I was lucky. My family loved me and while my brothers were ultra-protective of me, they’d never once thrown down the cliché, patriarchal, and bullheaded boy shit of no friend can date my sister. No guy I know is good enough for her. The first time they ever hinted at it, my mom and dad both gave them shit. “What kind of asshole friends are you spending time with then? Maybe you’re the one who should stay away from them.”
That had shut both Caleb and Cameron up right away. Because they knew. They were good guys. Would never be friends with guys who treated women like second-class citizens who should still not own their own checking accounts and all that bullshit. My dad had hauled them off to the field, and they’d come home exhausted, dirtier than I’d ever seen any of them, and both of them had muttered, “You’re smart enough to love whoever you choose. Sorry we doubted you.”
And that was it.
“You should know, though, the reason I thought this was so damn funny is that Tuevo absolutely despises the idea of marriage. Says he’ll never do it, ever, under any circumstances.”
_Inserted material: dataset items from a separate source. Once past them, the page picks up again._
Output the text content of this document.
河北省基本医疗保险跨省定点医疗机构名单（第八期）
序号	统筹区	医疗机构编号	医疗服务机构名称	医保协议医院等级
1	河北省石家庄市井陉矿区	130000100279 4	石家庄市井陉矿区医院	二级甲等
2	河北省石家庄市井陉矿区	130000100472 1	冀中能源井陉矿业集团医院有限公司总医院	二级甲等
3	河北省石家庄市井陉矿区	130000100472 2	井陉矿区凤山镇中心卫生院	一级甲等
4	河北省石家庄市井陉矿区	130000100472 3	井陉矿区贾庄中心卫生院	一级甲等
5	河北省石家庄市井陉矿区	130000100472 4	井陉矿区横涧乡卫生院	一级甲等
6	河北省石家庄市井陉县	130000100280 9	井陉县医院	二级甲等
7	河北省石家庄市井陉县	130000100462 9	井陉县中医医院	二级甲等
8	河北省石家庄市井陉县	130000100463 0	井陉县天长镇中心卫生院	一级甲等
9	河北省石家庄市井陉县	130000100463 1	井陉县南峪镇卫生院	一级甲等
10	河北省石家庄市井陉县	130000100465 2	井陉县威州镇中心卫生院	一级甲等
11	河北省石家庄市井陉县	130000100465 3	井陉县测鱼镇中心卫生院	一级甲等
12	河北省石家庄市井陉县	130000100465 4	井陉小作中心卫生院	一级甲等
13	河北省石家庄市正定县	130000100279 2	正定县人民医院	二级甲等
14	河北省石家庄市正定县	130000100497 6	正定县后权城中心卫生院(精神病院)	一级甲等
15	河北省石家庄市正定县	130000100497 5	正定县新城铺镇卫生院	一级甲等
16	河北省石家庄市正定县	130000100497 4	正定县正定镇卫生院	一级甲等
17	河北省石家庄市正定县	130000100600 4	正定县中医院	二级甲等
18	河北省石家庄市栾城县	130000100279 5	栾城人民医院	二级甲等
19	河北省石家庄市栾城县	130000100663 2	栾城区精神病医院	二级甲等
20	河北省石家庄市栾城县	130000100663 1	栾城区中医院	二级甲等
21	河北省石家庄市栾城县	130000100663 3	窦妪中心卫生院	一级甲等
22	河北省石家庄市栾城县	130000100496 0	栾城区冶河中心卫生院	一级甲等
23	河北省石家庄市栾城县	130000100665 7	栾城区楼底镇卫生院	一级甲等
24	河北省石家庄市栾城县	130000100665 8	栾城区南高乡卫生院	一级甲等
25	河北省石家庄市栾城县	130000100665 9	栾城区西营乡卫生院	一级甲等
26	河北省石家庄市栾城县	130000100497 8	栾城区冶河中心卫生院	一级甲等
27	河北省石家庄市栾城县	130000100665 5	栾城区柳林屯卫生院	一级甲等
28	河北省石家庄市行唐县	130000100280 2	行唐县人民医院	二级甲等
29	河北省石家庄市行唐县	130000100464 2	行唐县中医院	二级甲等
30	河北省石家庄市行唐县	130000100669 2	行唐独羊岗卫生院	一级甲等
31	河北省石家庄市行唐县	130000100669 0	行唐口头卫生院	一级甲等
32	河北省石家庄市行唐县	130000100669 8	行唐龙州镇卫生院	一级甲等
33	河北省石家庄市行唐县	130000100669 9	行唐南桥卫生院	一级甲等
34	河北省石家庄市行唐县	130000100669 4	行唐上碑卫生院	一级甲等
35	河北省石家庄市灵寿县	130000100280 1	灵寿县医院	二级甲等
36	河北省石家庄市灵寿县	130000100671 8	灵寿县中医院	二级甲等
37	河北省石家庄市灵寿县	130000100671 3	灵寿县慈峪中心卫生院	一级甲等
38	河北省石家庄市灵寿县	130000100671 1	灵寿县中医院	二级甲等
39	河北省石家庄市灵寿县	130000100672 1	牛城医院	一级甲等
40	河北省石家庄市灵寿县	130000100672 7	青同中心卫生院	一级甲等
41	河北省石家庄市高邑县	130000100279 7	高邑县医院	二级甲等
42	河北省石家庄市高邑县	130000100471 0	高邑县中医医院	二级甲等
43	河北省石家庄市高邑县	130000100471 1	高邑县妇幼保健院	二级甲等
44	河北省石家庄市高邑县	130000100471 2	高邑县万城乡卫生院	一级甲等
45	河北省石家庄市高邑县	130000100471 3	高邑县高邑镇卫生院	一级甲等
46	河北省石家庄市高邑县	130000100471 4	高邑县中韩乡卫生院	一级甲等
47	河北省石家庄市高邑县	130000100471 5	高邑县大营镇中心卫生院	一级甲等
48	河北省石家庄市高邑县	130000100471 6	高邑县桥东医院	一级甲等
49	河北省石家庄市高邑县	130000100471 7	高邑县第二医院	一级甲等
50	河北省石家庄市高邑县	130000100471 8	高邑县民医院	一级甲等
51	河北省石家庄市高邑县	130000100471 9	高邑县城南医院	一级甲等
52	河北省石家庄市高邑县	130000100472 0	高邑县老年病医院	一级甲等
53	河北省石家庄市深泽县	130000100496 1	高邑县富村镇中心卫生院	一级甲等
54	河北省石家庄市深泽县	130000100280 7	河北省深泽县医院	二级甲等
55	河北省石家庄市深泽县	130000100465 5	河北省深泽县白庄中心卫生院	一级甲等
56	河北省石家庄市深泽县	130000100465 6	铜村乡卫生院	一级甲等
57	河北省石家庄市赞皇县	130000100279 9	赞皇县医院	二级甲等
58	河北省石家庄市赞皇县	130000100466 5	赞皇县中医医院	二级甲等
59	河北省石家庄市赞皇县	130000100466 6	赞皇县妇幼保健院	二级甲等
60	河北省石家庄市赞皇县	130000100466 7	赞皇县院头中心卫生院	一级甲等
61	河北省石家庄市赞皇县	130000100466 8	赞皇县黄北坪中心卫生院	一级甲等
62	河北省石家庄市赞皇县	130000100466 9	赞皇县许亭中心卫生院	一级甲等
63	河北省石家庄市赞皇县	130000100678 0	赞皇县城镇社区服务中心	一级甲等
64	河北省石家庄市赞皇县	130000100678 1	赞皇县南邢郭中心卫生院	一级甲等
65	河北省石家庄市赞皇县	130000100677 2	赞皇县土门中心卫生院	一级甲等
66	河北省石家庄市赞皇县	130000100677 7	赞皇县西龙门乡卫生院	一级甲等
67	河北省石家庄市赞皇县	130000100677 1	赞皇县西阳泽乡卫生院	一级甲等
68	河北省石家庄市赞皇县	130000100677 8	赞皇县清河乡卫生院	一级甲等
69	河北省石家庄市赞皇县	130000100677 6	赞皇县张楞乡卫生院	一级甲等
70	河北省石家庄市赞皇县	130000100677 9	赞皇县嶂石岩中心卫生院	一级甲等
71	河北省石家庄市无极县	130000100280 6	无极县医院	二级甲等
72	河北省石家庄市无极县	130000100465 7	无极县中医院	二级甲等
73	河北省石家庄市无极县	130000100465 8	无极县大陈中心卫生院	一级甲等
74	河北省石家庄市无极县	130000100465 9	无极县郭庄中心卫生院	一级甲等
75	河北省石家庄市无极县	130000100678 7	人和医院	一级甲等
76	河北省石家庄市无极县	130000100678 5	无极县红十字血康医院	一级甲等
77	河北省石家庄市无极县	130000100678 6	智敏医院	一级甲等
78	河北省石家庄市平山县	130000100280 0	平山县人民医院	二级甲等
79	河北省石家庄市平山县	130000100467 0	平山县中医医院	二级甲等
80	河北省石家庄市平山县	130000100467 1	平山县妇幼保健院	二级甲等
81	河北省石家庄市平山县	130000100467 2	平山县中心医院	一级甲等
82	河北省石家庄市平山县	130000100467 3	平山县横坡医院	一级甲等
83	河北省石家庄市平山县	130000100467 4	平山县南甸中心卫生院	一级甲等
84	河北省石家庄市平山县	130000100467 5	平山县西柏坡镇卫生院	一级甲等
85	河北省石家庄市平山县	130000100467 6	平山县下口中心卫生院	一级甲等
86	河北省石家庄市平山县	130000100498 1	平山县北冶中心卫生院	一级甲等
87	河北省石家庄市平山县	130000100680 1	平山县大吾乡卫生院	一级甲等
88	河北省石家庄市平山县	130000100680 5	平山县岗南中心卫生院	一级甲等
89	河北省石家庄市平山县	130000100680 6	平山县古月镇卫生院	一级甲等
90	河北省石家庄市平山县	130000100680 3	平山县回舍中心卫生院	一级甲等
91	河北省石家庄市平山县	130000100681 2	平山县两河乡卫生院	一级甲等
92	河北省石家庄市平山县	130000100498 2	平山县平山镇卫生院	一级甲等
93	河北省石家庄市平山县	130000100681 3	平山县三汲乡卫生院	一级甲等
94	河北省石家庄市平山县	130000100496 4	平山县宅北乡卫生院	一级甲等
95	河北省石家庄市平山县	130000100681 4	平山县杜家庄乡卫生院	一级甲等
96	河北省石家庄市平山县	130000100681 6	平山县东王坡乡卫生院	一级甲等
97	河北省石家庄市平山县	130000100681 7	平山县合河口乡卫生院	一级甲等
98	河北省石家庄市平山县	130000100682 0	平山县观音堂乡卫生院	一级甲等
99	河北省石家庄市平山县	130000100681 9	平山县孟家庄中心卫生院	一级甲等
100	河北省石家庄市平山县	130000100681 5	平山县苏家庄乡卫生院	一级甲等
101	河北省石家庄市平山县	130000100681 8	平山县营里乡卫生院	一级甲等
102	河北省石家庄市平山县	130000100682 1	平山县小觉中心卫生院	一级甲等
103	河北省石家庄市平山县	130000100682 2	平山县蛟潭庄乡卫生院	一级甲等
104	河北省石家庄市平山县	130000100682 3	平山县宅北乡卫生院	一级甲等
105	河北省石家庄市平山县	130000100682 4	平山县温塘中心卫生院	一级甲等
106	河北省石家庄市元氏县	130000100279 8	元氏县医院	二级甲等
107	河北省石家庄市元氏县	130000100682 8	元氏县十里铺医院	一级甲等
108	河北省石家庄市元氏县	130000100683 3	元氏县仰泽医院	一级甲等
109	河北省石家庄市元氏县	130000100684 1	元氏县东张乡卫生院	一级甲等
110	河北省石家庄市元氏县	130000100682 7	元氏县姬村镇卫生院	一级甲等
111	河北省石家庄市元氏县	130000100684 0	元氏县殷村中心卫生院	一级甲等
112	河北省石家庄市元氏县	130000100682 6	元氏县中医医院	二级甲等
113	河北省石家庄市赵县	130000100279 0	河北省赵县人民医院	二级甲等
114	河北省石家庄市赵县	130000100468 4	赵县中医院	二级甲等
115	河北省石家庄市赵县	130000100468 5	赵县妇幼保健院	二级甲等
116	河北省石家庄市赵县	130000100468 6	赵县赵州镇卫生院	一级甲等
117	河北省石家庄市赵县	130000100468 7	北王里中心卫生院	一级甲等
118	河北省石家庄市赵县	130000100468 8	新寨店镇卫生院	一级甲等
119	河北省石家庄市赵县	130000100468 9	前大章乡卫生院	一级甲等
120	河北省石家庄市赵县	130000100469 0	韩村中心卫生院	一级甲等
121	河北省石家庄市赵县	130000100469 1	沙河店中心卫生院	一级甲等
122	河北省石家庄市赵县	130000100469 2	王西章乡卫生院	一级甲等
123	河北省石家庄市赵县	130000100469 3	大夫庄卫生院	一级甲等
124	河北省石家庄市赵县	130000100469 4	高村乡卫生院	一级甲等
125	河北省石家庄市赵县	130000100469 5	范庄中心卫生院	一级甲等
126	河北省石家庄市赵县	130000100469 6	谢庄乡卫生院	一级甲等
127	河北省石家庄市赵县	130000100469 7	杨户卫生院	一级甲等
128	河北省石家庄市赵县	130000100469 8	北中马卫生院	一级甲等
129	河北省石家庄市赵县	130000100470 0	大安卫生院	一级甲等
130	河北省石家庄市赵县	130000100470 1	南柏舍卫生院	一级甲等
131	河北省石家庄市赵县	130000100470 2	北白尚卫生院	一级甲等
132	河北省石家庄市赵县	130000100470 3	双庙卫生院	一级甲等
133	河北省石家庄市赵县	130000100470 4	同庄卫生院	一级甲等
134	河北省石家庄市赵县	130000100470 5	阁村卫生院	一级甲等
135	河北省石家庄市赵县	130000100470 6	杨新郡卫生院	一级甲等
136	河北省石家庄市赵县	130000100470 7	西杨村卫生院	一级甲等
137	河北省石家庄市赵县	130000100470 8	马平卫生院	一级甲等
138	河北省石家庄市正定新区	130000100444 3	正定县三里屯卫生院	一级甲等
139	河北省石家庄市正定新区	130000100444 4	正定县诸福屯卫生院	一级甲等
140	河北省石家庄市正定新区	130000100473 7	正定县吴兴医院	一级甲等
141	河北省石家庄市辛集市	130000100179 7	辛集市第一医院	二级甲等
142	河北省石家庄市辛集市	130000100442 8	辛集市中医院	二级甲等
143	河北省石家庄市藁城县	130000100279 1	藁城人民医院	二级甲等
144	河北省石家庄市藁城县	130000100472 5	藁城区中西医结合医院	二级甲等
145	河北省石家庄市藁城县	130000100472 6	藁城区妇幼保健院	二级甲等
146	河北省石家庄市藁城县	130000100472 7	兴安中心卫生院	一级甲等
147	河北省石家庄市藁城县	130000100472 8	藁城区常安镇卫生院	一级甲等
“Then maybe I’m wrong.” I could have been. Maybe all I was feeling was an extra dose of pheromones or something from being so particular when it came to men. I wanted to date a guy like my brothers or my dad. Charles Kelley set the bar high in what to look for in a man, and both of my parents stressed to all of us the benefits of waiting until we really cared about people before being intimate. I didn’t come from an abstinence only family, but one who thought that physical intimacy was a connection you didn’t hand to every hot girl with big boobs or any guy who complimented you.
I’d taken it to heart. I might have been a party girl and an adventurer, but the partners I’d had so far were slim.
But that feeling I got when I saw Tuevo in person? It was the same sensation I had every other time I told someone they were a perfect match.
It’d been happening to me since I was a little girl and would see strangers in a grocery store or at a restaurant. My parents accepted my weirdness.
Tuevo was going to be a completely different story.
“Where would he have gone?” I asked Caleb.
“If he didn’t charge back to the hotel, he’s on the roof, probably scowling in a dark corner somewhere. He’ll be back when he cools down.”
Well, great. I was really screwing this up left and right.
“Here.” Hailey pressed her fingers to the bottom of my whiskey sour until the straw tapped my bottom lip. “Drink.”
I sucked on the straw on instinct. “I don’t need you to bottle feed me like I’m a baby.”
“Then stop pouting like one. You’re a pro at shoving your foot in your mouth. Today’s no different.”
I rolled my eyes at my best friend, who I currently hated but who made several excellent points. I was known to leap without looking. So I’d screwed up, blurted the first thing that came to mind. In three minutes of meeting Tuevo, I’d messed up more than once.
Whatever. I was probably wrong anyway.
But I’d do what Caleb said, give him time to cool down and then go to apologize. Hopefully by the end of the night, we’d be laughing this off. Become friends like he wanted. Caleb would go back to Colorado with my brothers and Tuevo would stay here.
I’d probably never see him again.
“How’s the ranch?” I asked Dalton. Because if anything could get my mind off the mess I’d just created it was talk of home.
I couldn’t wait to get away from the small town, but I missed the hell out of it.
“Dad’s being a stubborn ass. Profits are up, we’re doing better than most, and we’ve had a couple good years of weather and healthy cattle. I’m trying to talk Dad into working on the succession plan, but he’s still refusing to let go.”
“How’s Bryce handling that?”
Out of the six of us, Bryce and my dad were the ones who constantly went head-to-head. He might have only been nineteen, but he’d lived and breathed that land his entire life. The problem was, he didn’t want to follow in Dalton’s footsteps and work it. He wanted to do other things with it. Expand outside of cattle. The last plan he put together involved a small petting zoo and an onsite brewery.
The kid wasn’t even old enough to drink yet, although it wasn’t like that stopped him.
“The kid’s head is in the clouds, Mere. He’s pissed. With Gavin gone now at Colorado, it’s just Bryce and me and Dad, and I had to take Bryce out to the creek last week and chuck him in it to cool him down.”
He tore off his worn, University of Colorado ball cap, swiped his forehead, and then readjusted the hat on his head. “Kid’s gonna give us all a heart attack someday.”
“Go easy on him. He’s trying to make his mark and it’s not easy following you three especially.” Lord knew what Gavin would end up doing, but I doubted he’d stray far from the land or the town.
“You made it just fine.”
“Yeah,” I snorted. “Because I’m here. It’s hard growing up in your shadows, and Bryce is still young.”